Optimizing the Penetration of Nanoparticles into Platelet-Rich Plasma and Whole Blood Clots

Ischemic stroke patients have a limited number of treatment options available. The only FDA approved drug comes with a significant risk of bleeding complications. We are investigating an alternative treatment that specifically targets activated platelets in occlusive clots using fibrinogen-conjugated gold-coated magnetic nanoparticles for hyperthermia. Previous experiments showed that using silver enhancement (SE) screening methods allows us to rapidly assess differences in clot network and the degree of penetration of fibrinogen conjugated-gold nanoparticles (FGN-cAu18) into clots under light microscopy (LM). We also found that the penetration and concentration of the nanoparticles were limited to the outside of the clot that formed at high thrombin concentrations, especially in whole blood (WB) clots. The success of disrupting the clot require a significant number of nanoparticles localized deep inside occlusive clots. Thus, we hypothesize that increasing label concentration and incubation time will increase the depth of penetration and concentration of nanoparticles into clots. We examined this using an in vitro model in which platelet-rich plasma (PRP) and WB were clotted using a high thrombin concentration followed by soaking in low or high FGN-cAu18 concentration for 15 or 60 minutes.

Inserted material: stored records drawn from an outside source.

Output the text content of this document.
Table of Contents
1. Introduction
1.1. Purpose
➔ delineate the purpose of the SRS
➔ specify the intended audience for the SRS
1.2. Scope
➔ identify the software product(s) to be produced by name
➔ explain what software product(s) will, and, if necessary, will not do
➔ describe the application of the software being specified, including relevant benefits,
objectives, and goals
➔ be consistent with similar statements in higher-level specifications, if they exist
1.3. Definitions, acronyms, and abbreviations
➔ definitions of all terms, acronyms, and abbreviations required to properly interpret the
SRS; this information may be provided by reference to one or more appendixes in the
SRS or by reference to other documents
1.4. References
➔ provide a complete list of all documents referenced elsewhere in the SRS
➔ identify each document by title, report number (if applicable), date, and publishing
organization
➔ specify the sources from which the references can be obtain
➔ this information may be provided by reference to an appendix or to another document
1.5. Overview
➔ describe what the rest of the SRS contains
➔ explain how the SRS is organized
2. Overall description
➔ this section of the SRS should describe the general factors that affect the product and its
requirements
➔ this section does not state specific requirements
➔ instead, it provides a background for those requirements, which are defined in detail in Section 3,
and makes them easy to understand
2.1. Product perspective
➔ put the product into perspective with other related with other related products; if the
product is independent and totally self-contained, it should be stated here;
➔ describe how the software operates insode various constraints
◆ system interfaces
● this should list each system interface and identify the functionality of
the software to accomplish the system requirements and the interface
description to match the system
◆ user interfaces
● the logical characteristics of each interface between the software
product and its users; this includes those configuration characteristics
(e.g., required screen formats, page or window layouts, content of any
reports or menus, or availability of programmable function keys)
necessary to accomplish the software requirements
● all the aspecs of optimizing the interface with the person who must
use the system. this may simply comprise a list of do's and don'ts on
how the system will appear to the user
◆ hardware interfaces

Frozen cross-sections were treated with SE and analyzed by LM. As expected, both short time incubation and low concentration of FGN-cAu18 result in low label concentration and penetration inside clots. By increasing FGN-cAu18 concentration and incubation time, penetration and concentration of nanoparticles improves significantly in PRP clot, but slightly in WB clot. These results suggest that multiple applications of nanoparticles may be necessary for a targeted nanoparticle therapy for ischemic stroke.